A new study conducted by Plymouth University and UK Safer Internet Centre supported by the NSPCC, reveals new concerns and trends in 'sexting' amongst teenagers.
The qualitative study engaged with 120 13-14 year olds and 30 10-11 year olds and concluded that:
- Sexting is considered almost routine for many 13-14 year olds.
- Young people are unwilling to turn to adults for help due to fear of being judged.
- Young people think that issues around sexualised online content (both pornography and self-generated content) should be discussed in school.
- Younger children (10-11 years olds) are still largely safe from exposure to sexualised content.
David Wright, Director of UK Safer Internet Centre (SWGfL), said: "Technology and the internet offer amazing opportunities but in some aspects have contrasting issues and threats; issues that can have devastating consequences, especially for our children and young people.
"Whilst illustrating the latest attitudes amongst children, the study also has some clear messages for schools; that children want the opportunity to discuss these subjects but at the same time wouldn't report an issue to their teacher.
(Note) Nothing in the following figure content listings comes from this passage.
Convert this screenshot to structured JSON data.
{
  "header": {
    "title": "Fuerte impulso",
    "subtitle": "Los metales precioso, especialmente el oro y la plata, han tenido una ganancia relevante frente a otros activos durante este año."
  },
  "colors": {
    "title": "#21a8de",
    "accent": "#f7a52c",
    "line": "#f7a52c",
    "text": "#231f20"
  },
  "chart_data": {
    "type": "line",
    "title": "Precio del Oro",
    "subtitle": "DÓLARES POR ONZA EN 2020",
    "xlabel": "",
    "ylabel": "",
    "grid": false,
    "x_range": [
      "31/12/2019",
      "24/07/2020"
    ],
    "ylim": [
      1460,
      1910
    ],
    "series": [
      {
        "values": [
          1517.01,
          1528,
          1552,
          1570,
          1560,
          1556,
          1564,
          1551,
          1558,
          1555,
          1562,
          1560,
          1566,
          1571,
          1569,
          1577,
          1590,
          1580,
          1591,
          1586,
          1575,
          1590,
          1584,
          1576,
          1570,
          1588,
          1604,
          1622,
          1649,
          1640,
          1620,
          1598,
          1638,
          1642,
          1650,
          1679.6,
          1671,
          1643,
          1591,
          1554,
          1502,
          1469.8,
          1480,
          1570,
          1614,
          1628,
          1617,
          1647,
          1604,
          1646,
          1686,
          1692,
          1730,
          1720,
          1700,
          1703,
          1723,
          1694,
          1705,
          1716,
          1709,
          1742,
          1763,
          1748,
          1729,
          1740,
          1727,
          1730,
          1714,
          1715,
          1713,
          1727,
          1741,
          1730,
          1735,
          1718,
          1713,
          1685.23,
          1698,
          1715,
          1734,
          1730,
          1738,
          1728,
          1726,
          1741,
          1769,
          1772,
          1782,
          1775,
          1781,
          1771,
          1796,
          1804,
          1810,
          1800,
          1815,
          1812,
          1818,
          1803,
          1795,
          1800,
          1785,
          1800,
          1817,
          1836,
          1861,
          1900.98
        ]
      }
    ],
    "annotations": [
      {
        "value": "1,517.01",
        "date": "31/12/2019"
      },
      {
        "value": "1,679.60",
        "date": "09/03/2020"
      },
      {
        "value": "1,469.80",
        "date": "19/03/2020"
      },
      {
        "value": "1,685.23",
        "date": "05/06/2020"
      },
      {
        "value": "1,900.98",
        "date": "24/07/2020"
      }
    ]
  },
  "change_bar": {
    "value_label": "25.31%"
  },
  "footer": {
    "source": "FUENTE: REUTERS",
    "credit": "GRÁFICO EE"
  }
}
Clearly there is much work to do, although the UK Safer Internet Centres new sexting resources (October 2012) for schools and children can help inform and support in such situations."
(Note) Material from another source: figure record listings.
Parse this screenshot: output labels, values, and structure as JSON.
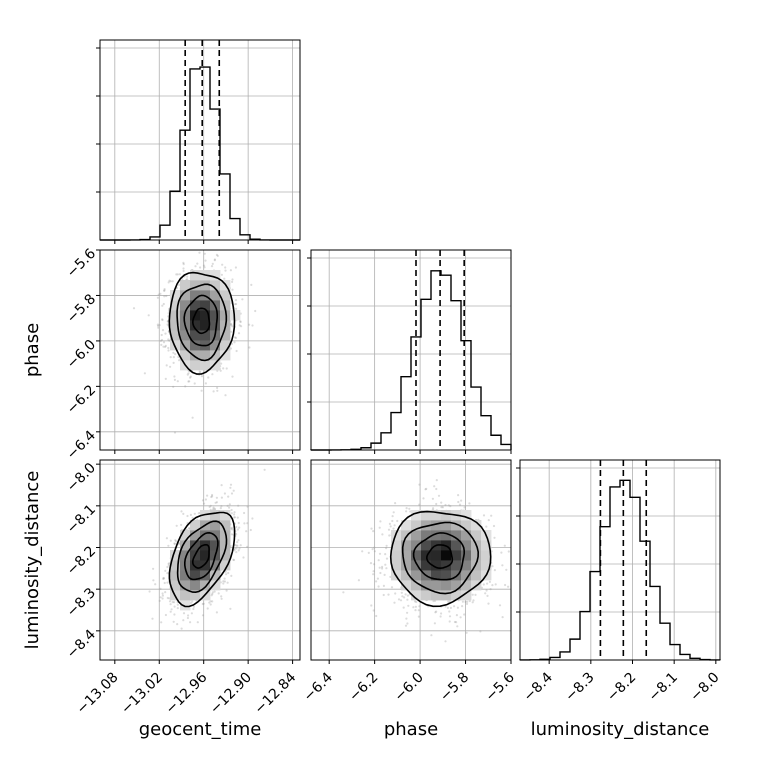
{
  "chart_data": {
    "type": "corner",
    "parameters": [
      {
        "key": "geocent_time",
        "label": "geocent_time",
        "mean": -12.963,
        "sd": 0.022,
        "range": [
          -13.1,
          -12.83
        ],
        "ticks": [
          -13.08,
          -13.02,
          -12.96,
          -12.9,
          -12.84
        ],
        "tick_labels": [
          "−13.08",
          "−13.02",
          "−12.96",
          "−12.90",
          "−12.84"
        ],
        "quantiles": [
          -12.985,
          -12.962,
          -12.939
        ]
      },
      {
        "key": "phase",
        "label": "phase",
        "mean": -5.912,
        "sd": 0.11,
        "range": [
          -6.48,
          -5.6
        ],
        "ticks": [
          -6.4,
          -6.2,
          -6.0,
          -5.8,
          -5.6
        ],
        "tick_labels": [
          "−6.4",
          "−6.2",
          "−6.0",
          "−5.8",
          "−5.6"
        ],
        "quantiles": [
          -6.018,
          -5.912,
          -5.806
        ]
      },
      {
        "key": "luminosity_distance",
        "label": "luminosity_distance",
        "mean": -8.222,
        "sd": 0.056,
        "range": [
          -8.47,
          -7.99
        ],
        "ticks": [
          -8.4,
          -8.3,
          -8.2,
          -8.1,
          -8.0
        ],
        "tick_labels": [
          "−8.4",
          "−8.3",
          "−8.2",
          "−8.1",
          "−8.0"
        ],
        "quantiles": [
          -8.277,
          -8.222,
          -8.167
        ]
      }
    ],
    "correlations": {
      "geocent_time|phase": 0.0,
      "geocent_time|luminosity_distance": 0.45,
      "phase|luminosity_distance": 0.0
    },
    "diag_bins": 20,
    "contour_levels_sigma": [
      0.5,
      1.0,
      1.5,
      2.0
    ],
    "grid": true,
    "colors": {
      "line": "#000000",
      "points": "#9a9a9a",
      "grid": "#b0b0b0"
    }
  }
}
Jon Brown, sexual abuse lead at the NSPCC, said: "We are starting to see the regular and normalised consumption of hardcore pornography among young people and this has led to the sharing of explicit self-generated sexual imagery.
"Good quality sex education is absolutely critical. It needs to be age-appropriate, but if we are to be able to help young people navigate their way through these pressures, it also needs to start in primary school. We need to teach young people about respecting themselves and respecting each other.
"Parents should not be afraid of talking to young people about this issue. And young people who feel they can't approach a trusted adult can call ChildLine for advice and support."